There’s no surprise how this story ends, the very first sight engineered by Brian Mallgrave, the set designer, and Gail J. Gober, the lighting designer, is that of Gillis’ dead body floating in a murky swimming pool, however; we (the audience) are looking at the corpse, viewing the waterlogged limbs from the within the depths of the pool.
Ann Crumb follows in the footsteps of both Patti LuPone and Glenn Close but now Crumb has made her own mark on the role. Crumb brings a fresh perspective and uses each sweeping entrance and imperious exit to illuminate a deluded psyche. In the end, when Norma slithers down the stairs, posturing grotesquely in what is meant to be a sinuous dance of seduction; audiences are able to fully empathize with Crumb.
Leading man, Kevin Early is remarkable and consistent. His acting is completely committed from the very first moment of the show to his explosive final scene. Early is likable, charming and the guy you want to see succeed.
Other noteworthy performances come from Stephen Day, who plays Max Von Mayerling (Desmond’s former husband), Jeremy Sortore, who plays Artie Green and Piper Lindsay Arpan, who plays various roles throughout. “As ensemble members we are the comic relief. The richness of the show is in the drama but its fun that we’re the playful element,” says Arpan.

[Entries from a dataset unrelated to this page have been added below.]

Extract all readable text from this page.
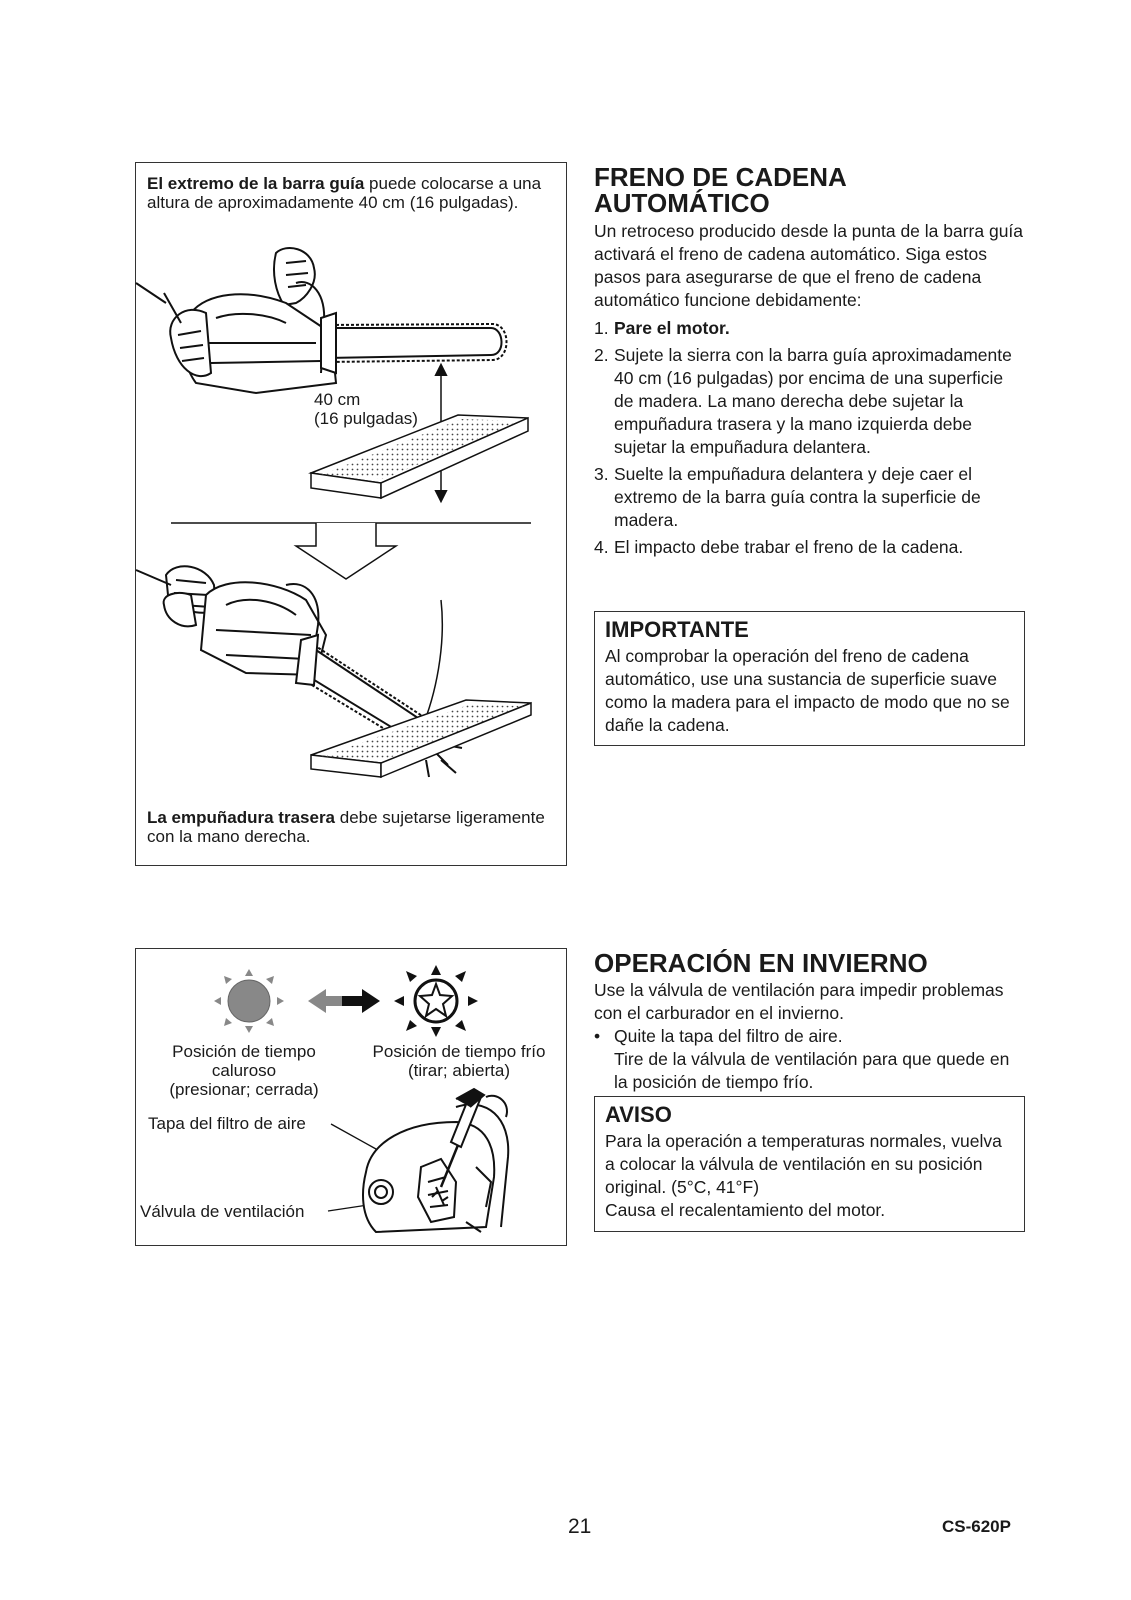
El extremo de la barra guía puede colocarse a una altura de aproximadamente 40 cm (16 pulgadas).
40 cm
(16 pulgadas)
La empuñadura trasera debe sujetarse ligeramente con la mano derecha.
FRENO DE CADENA
AUTOMÁTICO

Un retroceso producido desde la punta de la barra guía activará el freno de cadena automático. Siga estos pasos para asegurarse de que el freno de cadena automático funcione debidamente:

1. Pare el motor.
2. Sujete la sierra con la barra guía aproximadamente 40 cm (16 pulgadas) por encima de una superficie de madera. La mano derecha debe sujetar la empuñadura trasera y la mano izquierda debe sujetar la empuñadura delantera.
3. Suelte la empuñadura delantera y deje caer el extremo de la barra guía contra la superficie de madera.
4. El impacto debe trabar el freno de la cadena.
IMPORTANTE

Al comprobar la operación del freno de cadena automático, use una sustancia de superficie suave como la madera para el impacto de modo que no se dañe la cadena.

Posición de tiempo
caluroso
(presionar; cerrada)
Posición de tiempo frío
(tirar; abierta)
Tapa del filtro de aire
Válvula de ventilación
OPERACIÓN EN INVIERNO

Use la válvula de ventilación para impedir problemas con el carburador en el invierno.

• Quite la tapa del filtro de aire.
Tire de la válvula de ventilación para que quede en la posición de tiempo frío.
AVISO

Para la operación a temperaturas normales, vuelva a colocar la válvula de ventilación en su posición original. (5°C, 41°F)

Causa el recalentamiento del motor.

21	CS-620P
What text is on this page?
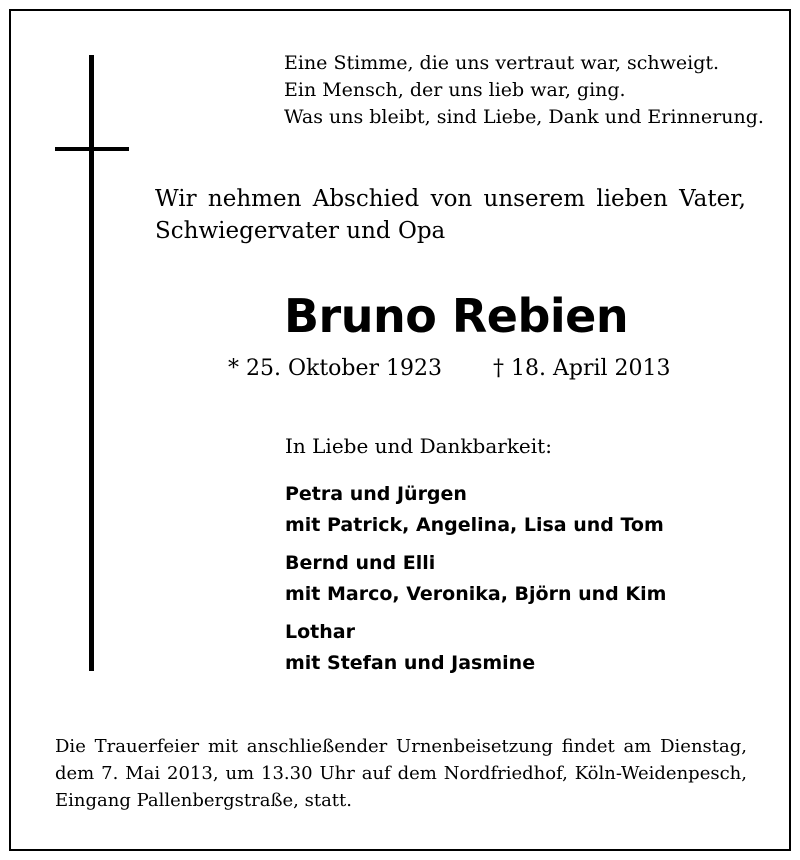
Eine Stimme, die uns vertraut war, schweigt.
Ein Mensch, der uns lieb war, ging.
Was uns bleibt, sind Liebe, Dank und Erinnerung.
Wir nehmen Abschied von unserem lieben Vater,
Schwiegervater und Opa
Bruno Rebien
* 25. Oktober 1923 † 18. April 2013
In Liebe und Dankbarkeit:
Petra und Jürgen
mit Patrick, Angelina, Lisa und Tom
Bernd und Elli
mit Marco, Veronika, Björn und Kim
Lothar
mit Stefan und Jasmine
Die Trauerfeier mit anschließender Urnenbeisetzung findet am Dienstag,
dem 7. Mai 2013, um 13.30 Uhr auf dem Nordfriedhof, Köln-Weidenpesch,
Eingang Pallenbergstraße, statt.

Webber’s score is full of rich and swelling melodies, although with Webber: when he latches onto an insinuating musical theme, there seems to be no such thing as one reprise too many. As musical director, David Nehls does a superb job of leading the crew through the score. “First, it’s a difficult score. It’s one of the only scores in musical theatre that is constantly in 5/8 time or 7/8 time. It’s not dealing with normal natural rhythms. Then, it was about making sure that we were being authentic to the story,” says Nehls.
Sunset Boulevard is brilliant and would make the great Andrew Lloyd Webber proud. See Sunset Boulevard now through October 10, 2010 at the Arvada Center for the Arts and Humanities.